Topi ciechi hanno riacquistato la vista dopo l’impianto nella retina di cellule della pelle riprogrammate con una nuova tecnica lampo, che in pochi giorni le ha trasformate in fotorecettori senza passare per lo stadio intermedio di cellule staminali. Il risultato è pubblicato su Nature dal National Eye Institute, parte dei National Institutes of Health americani, e promette di accelerare lo sviluppo di nuove terapie cellulari, ad esempio per le malattie della retina come la degenerazione maculare.
“Si tratta di un risultato molto importante: nessuno finora era riuscito a ottenere fotorecettori con un salto così diretto nella riprogrammazione”, commenta Carlo Alberto Redi, direttore del Laboratorio di Biologia dello Sviluppo dell’Università di Pavia. Lo studio americano potrebbe avere una portata rivoluzionaria “soprattutto per l’ampio ventaglio di applicazioni terapeutiche, per gli occhi e non solo. Per questo motivo – sottolinea l’esperto – va accolto con cautela, visto il precedente drammatico del caso Stap”, il metodo di riprogrammazione lampo pubblicato nel 2014 su Nature dalla biologa giapponese Haruko Obokata e rivelatosi poi un falso: fu un vero e proprio scandalo mondiale, che spinse al suicidio il mentore della ricercatrice, Yoshiki Sasai.

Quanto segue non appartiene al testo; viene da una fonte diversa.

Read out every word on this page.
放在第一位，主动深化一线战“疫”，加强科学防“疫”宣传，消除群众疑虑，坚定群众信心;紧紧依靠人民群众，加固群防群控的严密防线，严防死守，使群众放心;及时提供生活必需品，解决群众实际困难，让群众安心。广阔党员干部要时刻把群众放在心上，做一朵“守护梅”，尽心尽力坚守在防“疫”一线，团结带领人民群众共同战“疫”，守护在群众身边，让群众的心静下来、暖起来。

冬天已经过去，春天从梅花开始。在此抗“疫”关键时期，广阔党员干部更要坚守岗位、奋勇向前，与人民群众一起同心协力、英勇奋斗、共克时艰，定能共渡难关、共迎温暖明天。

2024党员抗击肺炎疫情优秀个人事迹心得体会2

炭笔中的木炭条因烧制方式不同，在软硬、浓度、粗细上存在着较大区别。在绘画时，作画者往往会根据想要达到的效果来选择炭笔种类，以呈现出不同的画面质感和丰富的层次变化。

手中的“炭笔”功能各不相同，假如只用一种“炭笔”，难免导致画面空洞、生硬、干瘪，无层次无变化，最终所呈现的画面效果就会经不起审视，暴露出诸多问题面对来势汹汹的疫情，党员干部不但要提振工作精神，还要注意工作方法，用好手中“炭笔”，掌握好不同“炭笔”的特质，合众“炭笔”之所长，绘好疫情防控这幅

Se la tecnica della Obokata era da subito sembrata troppo semplice per essere vera, il nuovo metodo di riprogrammazione espresso messo a punto dagli americani pare decisamente più raffinato. Le cellule della pelle (fibroblasti) sono state immerse in un cocktail composto da cinque piccole molecole, capaci di attivare nel Dna i geni tipici delle cellule fotosensibili della retina chiamate bastoncelli. La trasformazione è avvenuta in appena una decina di giorni invece che in sei mesi. I fotorecettori riprogrammati sono stati quindi impiantati nella retina di 14 topi colpiti da degenerazione maculare: sei sono tornati ad essere sensibili alla luce e hanno riacquistato la capacità di restringere la pupilla in condizioni di scarsa luminosità. Il trapianto ha funzionato anche su topi con una degenerazione della retina molto avanzata. A distanza di tre mesi, i fotorecettori sviluppati in laboratorio hanno dimostrato di essere ancora vivi e perfettamente connessi ai neuroni della retina.
“Se riusciremo a migliorare l’efficienza di questa conversione cellulare diretta, potremo accorciare i tempi per sviluppare modelli di malattia o potenziali terapie cellulari”, afferma Kapil Bharti, che al Nei coordina la ricerca traslazionale sulle cellule staminali e dell’occhio.